Michigan Gov. Whitmer Sworn In For Second Term: As Democrats took complete control of the state government for the first time in 40 years, Michigan Gov. Gretchen Whitmer was sworn in for a second term as the state’s 49th governor on Sunday. During remarks on the steps of the state Capitol, she emphasized togetherness and working together.
Whitmer, who won reelection in November by defeating Republican Tudor Dixon by nearly 11 percentage points, was initially elected in 2018 after serving as a state representative for 14 years. Other prominent Democratic figures, including re-elected Secretary of State Jocelyn Benson, Attorney General Dana Nessel, and Lt. Governor Garlin Gilchrist II, stood behind her on Sunday.
During her inauguration speech, Whitmer promised to pursue “common sense” gun reform, maintain investment in K–12 education, enhance worker rights, reduce taxes for the state’s retirees, and combat climate change. She added that she would go into more detail in her upcoming State of the State address.
“For the next four years, our task is to ensure that every Michigander, present and future, can succeed,” Whitmer said to the nearly 1,000 people in attendance. “And our message is simple: We’re telling the world that your future is here in Michigan.”
In a battleground state where Democrats must appeal to more than just their base or risk losing their majorities when the Legislature is up for grabs again in two years, Whitmer faces a test of delivering on years of promises.
Throughout her speech, Whitmer praised many Republican legislators while pledging to work with “anyone that wants to solve problems and get things done.”
Following her inauguration, Sen. Aric Nesbitt, the new Republican leader in the state Senate, thanked Whitmer and expressed his hope that she “actually follows through on her repeated promises of bipartisanship.”
The inauguration ceremony takes place only days after two individuals involved in a scheme to abduct Whitmer in 2020, before the presidential election, were given significant federal jail sentences. Republican officials, according to Whitmer, are too culpable for inciting violence and downplaying the attempt to abduct and kill her.
At noon on Sunday, Michigan Democrats formally assumed control of the state’s House and Senate after earning narrow victories and flipping both houses in the November election.
Together with the governor, newly elected Democratic leaders in the legislature, House Speaker Joe Tate, and Senate Majority Leader Winnie Brinks emphasized the value of cooperation in their addresses.

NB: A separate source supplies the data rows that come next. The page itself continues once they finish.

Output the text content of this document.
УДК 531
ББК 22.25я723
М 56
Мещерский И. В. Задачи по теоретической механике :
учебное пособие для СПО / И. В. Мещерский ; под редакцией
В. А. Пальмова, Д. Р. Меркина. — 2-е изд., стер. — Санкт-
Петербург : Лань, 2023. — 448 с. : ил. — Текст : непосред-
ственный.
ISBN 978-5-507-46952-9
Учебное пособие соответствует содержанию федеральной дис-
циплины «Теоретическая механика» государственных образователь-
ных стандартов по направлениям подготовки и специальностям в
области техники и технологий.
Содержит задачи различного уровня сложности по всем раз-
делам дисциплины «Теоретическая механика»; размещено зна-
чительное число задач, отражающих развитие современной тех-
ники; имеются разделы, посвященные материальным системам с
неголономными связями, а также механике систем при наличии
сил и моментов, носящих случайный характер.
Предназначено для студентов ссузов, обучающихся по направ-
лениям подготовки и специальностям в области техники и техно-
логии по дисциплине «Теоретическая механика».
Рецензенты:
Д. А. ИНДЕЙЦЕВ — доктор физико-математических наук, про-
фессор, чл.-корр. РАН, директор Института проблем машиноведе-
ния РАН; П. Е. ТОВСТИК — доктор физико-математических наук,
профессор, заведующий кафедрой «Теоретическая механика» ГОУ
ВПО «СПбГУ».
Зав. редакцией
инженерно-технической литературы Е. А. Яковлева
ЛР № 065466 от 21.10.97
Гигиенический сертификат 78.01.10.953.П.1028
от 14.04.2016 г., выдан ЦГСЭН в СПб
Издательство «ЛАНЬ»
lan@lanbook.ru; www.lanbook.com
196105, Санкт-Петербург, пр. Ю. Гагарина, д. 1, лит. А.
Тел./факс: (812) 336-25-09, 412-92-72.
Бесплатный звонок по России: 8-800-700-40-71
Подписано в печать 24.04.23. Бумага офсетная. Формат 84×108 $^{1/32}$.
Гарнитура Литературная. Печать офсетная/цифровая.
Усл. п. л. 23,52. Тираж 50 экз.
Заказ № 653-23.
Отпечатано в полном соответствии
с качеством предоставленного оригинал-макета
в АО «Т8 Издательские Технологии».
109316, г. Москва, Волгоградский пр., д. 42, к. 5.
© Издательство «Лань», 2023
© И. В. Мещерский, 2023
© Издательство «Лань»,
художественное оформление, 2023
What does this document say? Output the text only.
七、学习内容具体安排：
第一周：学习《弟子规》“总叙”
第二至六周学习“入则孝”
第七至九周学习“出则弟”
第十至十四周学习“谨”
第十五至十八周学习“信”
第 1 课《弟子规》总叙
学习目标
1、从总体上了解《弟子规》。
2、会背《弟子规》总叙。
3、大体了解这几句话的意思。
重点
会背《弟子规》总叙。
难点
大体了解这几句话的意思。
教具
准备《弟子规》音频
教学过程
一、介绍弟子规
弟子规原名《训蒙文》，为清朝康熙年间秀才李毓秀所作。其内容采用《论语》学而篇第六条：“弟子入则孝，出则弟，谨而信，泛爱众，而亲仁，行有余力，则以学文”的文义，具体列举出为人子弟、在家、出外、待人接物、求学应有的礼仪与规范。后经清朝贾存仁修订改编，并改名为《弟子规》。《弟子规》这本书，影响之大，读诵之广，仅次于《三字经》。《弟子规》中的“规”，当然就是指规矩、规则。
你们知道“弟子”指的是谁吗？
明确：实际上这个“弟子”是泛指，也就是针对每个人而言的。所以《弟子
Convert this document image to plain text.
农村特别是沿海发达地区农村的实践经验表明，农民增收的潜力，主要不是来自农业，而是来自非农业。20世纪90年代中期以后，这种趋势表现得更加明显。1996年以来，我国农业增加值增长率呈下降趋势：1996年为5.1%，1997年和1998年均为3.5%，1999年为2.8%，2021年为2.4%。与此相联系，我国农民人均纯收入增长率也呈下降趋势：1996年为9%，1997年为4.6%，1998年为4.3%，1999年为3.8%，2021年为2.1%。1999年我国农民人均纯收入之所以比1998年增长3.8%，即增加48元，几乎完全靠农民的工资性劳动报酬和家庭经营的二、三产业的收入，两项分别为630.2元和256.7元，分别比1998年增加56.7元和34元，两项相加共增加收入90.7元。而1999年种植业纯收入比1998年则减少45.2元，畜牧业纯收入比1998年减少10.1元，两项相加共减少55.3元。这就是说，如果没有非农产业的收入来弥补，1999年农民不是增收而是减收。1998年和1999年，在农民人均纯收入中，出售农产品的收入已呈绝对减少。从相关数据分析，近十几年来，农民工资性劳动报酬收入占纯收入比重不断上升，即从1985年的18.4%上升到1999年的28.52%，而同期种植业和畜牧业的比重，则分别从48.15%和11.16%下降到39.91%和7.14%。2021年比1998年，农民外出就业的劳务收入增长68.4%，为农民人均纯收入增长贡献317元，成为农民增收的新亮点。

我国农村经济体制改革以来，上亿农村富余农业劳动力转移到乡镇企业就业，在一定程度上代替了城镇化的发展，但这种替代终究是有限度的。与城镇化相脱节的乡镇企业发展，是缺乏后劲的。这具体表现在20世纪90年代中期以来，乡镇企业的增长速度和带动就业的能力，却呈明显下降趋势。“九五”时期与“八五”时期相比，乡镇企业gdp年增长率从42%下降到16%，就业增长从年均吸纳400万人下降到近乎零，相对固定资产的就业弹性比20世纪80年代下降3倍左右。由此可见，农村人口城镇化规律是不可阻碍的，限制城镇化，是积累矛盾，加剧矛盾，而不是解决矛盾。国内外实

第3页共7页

Brinks, who became the Senate’s first female majority leader in December, said, “A spectacular opportunity exists before us to work together like never before across legislative chambers and with the executive branch.”
The second Wednesday of January is the mandatory start date for the new legislative session. As they bring a roughly $6 billion surplus into the new year, lawmakers will focus on many issues, including the state budget.
As the first Black woman to serve on the state’s Supreme Court, Kyra Harris Bolden was sworn in on Sunday. Whitmer had chosen former state lawmaker Bolden in November to succeed retiring Justice Bridget McCormack. Bolden also gave the oath of office to Whitmer.